AET: In this show, I was building on a lot of techniques and media I had been developing over a period of years. In 2009, I first oil-painted on a marquetry panel and began to explore how to evolve in that direction. I spend a lot of time on each work, so the potential for a new material will be worked out over a long process of research and studies. I incorporate mica, photo textures from the site, combed paint, pours with glitter, laser-engraved wood, and other materials that make up the texture, color, and form of my work.
WW: The show feels a bit voyeuristic—whether the intimacy of one’s bedroom, a peek through door, a rock shop with a window onto an incredible vista, seeing the screen of someone’s phone while leaning on the edge of a pool. What role do you see the viewer playing in these works?

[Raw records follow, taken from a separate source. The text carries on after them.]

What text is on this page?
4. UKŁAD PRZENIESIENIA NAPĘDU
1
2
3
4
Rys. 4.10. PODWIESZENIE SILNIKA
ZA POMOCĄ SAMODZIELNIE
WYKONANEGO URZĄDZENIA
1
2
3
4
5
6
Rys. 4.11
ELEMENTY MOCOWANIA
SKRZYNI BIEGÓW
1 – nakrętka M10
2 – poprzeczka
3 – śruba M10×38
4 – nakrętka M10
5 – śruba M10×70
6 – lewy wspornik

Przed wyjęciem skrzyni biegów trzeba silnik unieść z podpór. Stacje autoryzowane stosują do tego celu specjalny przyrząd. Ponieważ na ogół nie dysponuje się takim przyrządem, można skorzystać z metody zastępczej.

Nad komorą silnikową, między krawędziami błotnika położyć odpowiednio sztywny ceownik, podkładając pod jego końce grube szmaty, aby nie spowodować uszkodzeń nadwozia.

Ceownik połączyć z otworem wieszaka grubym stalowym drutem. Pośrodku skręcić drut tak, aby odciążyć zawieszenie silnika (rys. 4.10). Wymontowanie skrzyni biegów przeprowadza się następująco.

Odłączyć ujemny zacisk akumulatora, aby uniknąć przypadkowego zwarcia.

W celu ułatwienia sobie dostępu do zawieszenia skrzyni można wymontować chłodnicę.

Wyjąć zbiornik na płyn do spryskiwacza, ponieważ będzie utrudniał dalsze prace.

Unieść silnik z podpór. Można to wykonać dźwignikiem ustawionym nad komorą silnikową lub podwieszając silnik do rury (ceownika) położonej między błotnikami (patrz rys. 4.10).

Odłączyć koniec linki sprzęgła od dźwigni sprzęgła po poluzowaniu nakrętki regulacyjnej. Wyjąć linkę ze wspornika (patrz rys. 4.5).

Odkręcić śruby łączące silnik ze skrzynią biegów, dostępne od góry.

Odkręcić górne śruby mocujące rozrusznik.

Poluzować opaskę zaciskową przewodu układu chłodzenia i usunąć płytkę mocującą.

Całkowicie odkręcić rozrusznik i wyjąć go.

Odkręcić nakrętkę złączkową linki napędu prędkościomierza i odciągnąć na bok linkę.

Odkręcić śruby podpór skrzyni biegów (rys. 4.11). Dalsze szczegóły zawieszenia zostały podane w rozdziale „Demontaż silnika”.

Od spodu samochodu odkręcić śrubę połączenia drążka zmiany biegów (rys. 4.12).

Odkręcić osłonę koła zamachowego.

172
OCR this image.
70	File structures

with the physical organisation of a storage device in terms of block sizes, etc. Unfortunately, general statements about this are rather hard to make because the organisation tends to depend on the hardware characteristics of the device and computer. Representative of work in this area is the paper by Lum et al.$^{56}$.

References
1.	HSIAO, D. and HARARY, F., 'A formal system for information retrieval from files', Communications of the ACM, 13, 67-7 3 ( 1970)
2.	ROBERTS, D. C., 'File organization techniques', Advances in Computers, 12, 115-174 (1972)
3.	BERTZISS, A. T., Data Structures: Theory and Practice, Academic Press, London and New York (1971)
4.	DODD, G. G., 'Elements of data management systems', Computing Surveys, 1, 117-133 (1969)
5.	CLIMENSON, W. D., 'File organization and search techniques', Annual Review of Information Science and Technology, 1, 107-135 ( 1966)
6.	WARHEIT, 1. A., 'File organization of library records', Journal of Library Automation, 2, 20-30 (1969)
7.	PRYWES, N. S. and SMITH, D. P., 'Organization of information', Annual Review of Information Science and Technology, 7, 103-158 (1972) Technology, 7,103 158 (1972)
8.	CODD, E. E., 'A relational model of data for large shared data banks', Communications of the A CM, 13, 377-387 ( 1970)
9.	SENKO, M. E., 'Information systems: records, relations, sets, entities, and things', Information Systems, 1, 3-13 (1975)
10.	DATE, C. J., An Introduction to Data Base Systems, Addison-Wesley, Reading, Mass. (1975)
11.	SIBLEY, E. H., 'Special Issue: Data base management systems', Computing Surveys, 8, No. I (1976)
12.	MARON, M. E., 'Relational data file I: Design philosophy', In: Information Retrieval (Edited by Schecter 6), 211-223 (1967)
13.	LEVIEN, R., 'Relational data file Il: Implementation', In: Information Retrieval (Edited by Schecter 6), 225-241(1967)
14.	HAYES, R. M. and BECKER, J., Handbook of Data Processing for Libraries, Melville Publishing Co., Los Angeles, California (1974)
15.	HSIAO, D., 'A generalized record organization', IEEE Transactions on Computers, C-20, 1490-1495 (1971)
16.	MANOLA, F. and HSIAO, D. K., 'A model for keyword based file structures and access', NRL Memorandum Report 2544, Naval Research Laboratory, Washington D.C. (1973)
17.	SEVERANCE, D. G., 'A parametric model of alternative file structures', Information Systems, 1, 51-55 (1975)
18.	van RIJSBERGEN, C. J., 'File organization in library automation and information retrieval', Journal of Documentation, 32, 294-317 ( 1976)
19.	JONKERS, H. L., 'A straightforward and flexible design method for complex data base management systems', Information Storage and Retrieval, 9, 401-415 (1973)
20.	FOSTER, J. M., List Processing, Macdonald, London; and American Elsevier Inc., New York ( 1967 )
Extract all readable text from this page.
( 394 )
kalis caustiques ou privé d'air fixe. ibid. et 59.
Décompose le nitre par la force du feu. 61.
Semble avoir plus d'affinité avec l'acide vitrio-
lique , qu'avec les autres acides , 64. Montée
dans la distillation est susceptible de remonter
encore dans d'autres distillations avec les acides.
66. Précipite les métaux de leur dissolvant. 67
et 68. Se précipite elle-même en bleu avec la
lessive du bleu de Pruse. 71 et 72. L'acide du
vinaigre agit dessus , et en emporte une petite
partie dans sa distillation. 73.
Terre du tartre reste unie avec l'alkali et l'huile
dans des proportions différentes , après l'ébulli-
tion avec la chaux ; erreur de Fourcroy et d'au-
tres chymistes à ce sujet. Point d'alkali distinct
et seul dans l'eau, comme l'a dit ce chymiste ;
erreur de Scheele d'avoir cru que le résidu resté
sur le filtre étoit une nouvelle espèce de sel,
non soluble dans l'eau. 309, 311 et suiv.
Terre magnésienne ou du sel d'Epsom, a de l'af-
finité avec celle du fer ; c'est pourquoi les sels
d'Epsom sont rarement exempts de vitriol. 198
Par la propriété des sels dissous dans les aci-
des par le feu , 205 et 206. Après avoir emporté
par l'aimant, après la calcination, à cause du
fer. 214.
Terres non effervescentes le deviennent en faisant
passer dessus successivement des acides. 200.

AET: Who doesn’t love lit windows open at night and life on display—isn’t there a voyeuristic impulse in most people? I’ve reconstructed a reality that a viewer will recognize, but it is not entirely mimetic, so there will be space between recognizing something in the interior world of the work, and how it is evoked or interpreted in the viewer’s own.
WW: How did you want to play and engage with pattern in these works, whether between the swirl of the geodes in the rock shop, the grain of the wood, or the pattern of interior wallpapers?
AET: It is an intuitive process; these are all opportunities to work with the effect of materiality on perception. These elements you mention are references that we all know but are rendered in materials very unlike the familiar form, which is where it gets interesting.
WW: Were there any pieces that were particularly challenging to create for this show? Or felt like a real departure or new territory for you?
AET: I always had doubts about depicting life in New York City. People all over the world know the city through movies, music videos, photography, et cetera. It’s a part of the popular culture. There are over a century of paintings of it. As a subject, it has a universality I thought would be too broad, but I was in a situation where I needed to draw from subjects in the city around me. I really had no other choice but to draw from where I was—living and working in Brooklyn during a global pandemic. I had to get over my doubts and just make the work.